> As the efforts of the GitBook team are focused on the GitBook.com platform, the CLI is no longer under active development.
— https://github.com/GitbookIO/gitbook#%EF%B8%8F-deprecation-w...
Seriously- what are the monetization strategies for open source projects? I know red hat, hashicorp and others sell a enterprise support and hosting solution as enterprise add ons to their open source projects. Wordpress seems like a great community built around building widgets for non technical folks, but have the source code available for programmers to extend and modify.
Is it possible for one to sell software and have it open source?
That being said, it seems like a doomed SaaS because the value add is pretty minimal. Maybe a one time charge would make sense, but I can’t find much value in monthly fees for something I can host on github.io for free.
The software is nice, but there are others.
In general, I don’t like “artificial” SaaS where the the fee is rent-seeking for something software runs for near zero marginal costs.
It was cool that they left cli around, but as abandonware.
I thought it strange that it was such a non open source behavior to only support their monthly service even though one of the main benefits I see in static site generators is the flexibility of hosting and cost.
I feel bad for them as it must be a hard business to compete with Bookdown and other projects.
I’m fairly happy with mdbook (although it took some time to get the customizations work correctly)

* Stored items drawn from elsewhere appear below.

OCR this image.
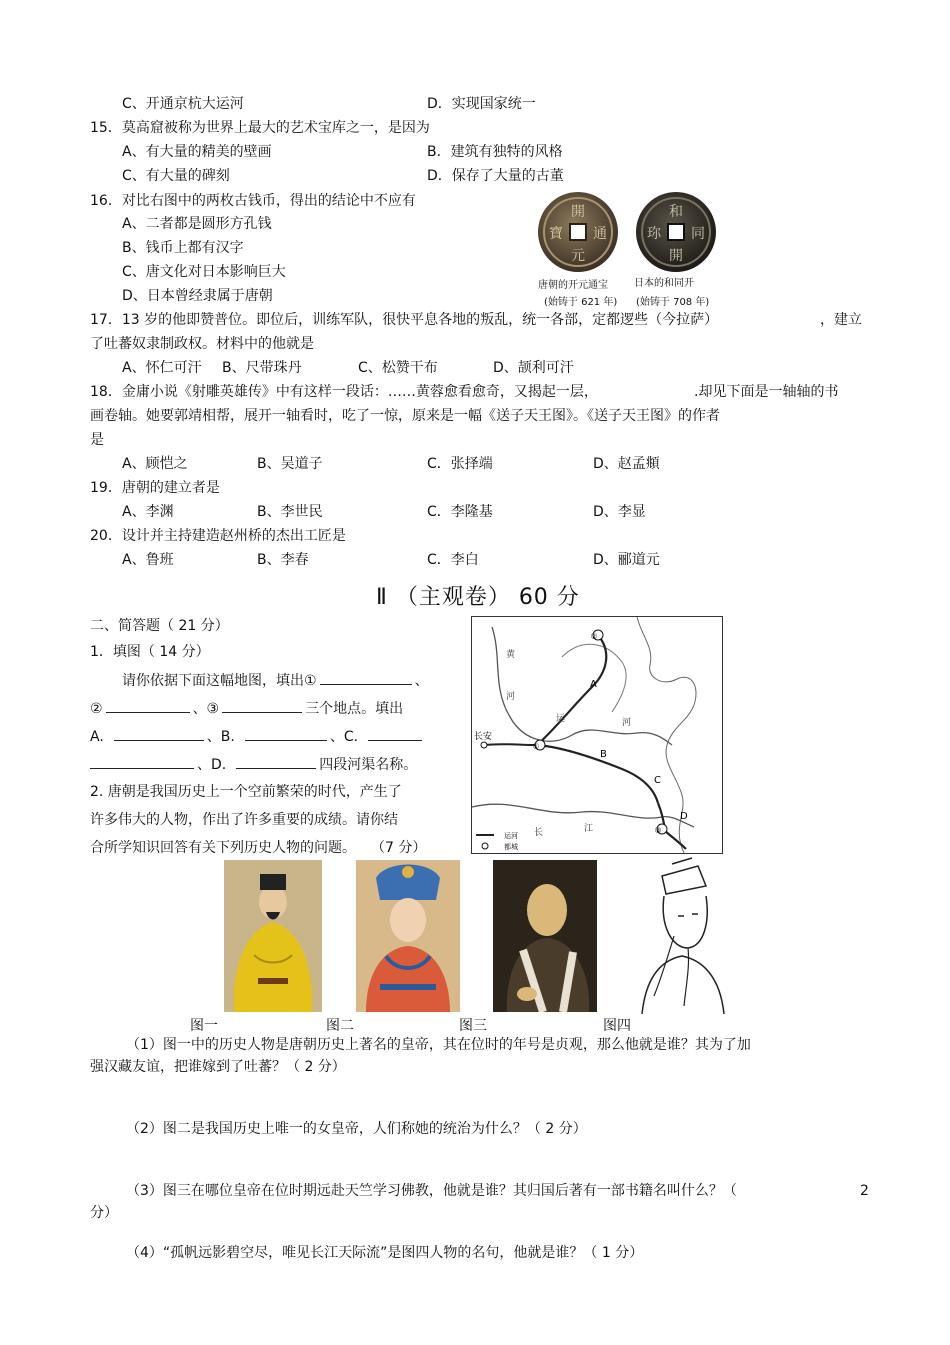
C、开通京杭大运河	D．实现国家统一
15．莫高窟被称为世界上最大的艺术宝库之一，是因为
A、有大量的精美的壁画	B．建筑有独特的风格
C、有大量的碑刻	D．保存了大量的古董
16．对比右图中的两枚古钱币，得出的结论中不应有
A、二者都是圆形方孔钱
B、钱币上都有汉字
C、唐文化对日本影响巨大
D、日本曾经隶属于唐朝
開
元
寶 通
和
開
珎 同
唐朝的开元通宝
(始铸于 621 年)
日本的和同开
(始铸于 708 年)
17．13 岁的他即赞普位。即位后，训练军队，很快平息各地的叛乱，统一各部，定都逻些（今拉萨）	，建立
了吐蕃奴隶制政权。材料中的他就是
A、怀仁可汗 B、尺带珠丹	C、松赞干布	D、颉利可汗
18．金庸小说《射雕英雄传》中有这样一段话：……黄蓉愈看愈奇，又揭起一层，	.却见下面是一轴轴的书
画卷轴。她要郭靖相帮，展开一轴看时，吃了一惊，原来是一幅《送子天王图》。《送子天王图》的作者
是
A、顾恺之	B、吴道子	C．张择端	D、赵孟頫
19．唐朝的建立者是
A、李渊	B、李世民	C．李隆基	D、李显
20．设计并主持建造赵州桥的杰出工匠是
A、鲁班	B、李春	C．李白	D、郦道元
Ⅱ （主观卷） 60 分
二、简答题（ 21 分）
1．填图（ 14 分）
请你依据下面这幅地图，填出①	、
②	、③	三个地点。填出
A.	、B.	、C.
、D.	四段河渠名称。
长安
①
②
③
A
B
C
D
黄
河
运	河
长	江
运河
都城
2. 唐朝是我国历史上一个空前繁荣的时代，产生了
许多伟大的人物，作出了许多重要的成绩。请你结
合所学知识回答有关下列历史人物的问题。 （7 分）
图一	图二	图三	图四
（1）图一中的历史人物是唐朝历史上著名的皇帝，其在位时的年号是贞观，那么他就是谁？其为了加
强汉藏友谊，把谁嫁到了吐蕃？（ 2 分）
（2）图二是我国历史上唯一的女皇帝，人们称她的统治为什么？（ 2 分）
（3）图三在哪位皇帝在位时期远赴天竺学习佛教，他就是谁？其归国后著有一部书籍名叫什么？（	2
分）
（4）“孤帆远影碧空尽，唯见长江天际流”是图四人物的名句，他就是谁？（ 1 分）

I totally get storing the markdown files/folders in git, but surely any other version control system would be fine too?
Books as git repos instead of static seems obvious, even inevitable, eventually, to me.
It became clear to me that, internally some sort of scaling problem is present in the code that manifests itself abruptly once the book hits a certain size.
Rendering to html would take 2-3 minutes (attempting to reload the latest version of a single page also triggers a complete re-rendering of all pages, obviously making the process non-feasible).
I migrated to bookdown that renders the entire book in about 10 seconds (and reloads single pages quickly).
I wonder if honkit fixed those internal design errors that made gitbook unusuable for me.
Gitbook predates that’s so it may have been grandfathered.
The author recently renamed "GitHon" to "HonKit" due to Git being protected by U.S. trademark law.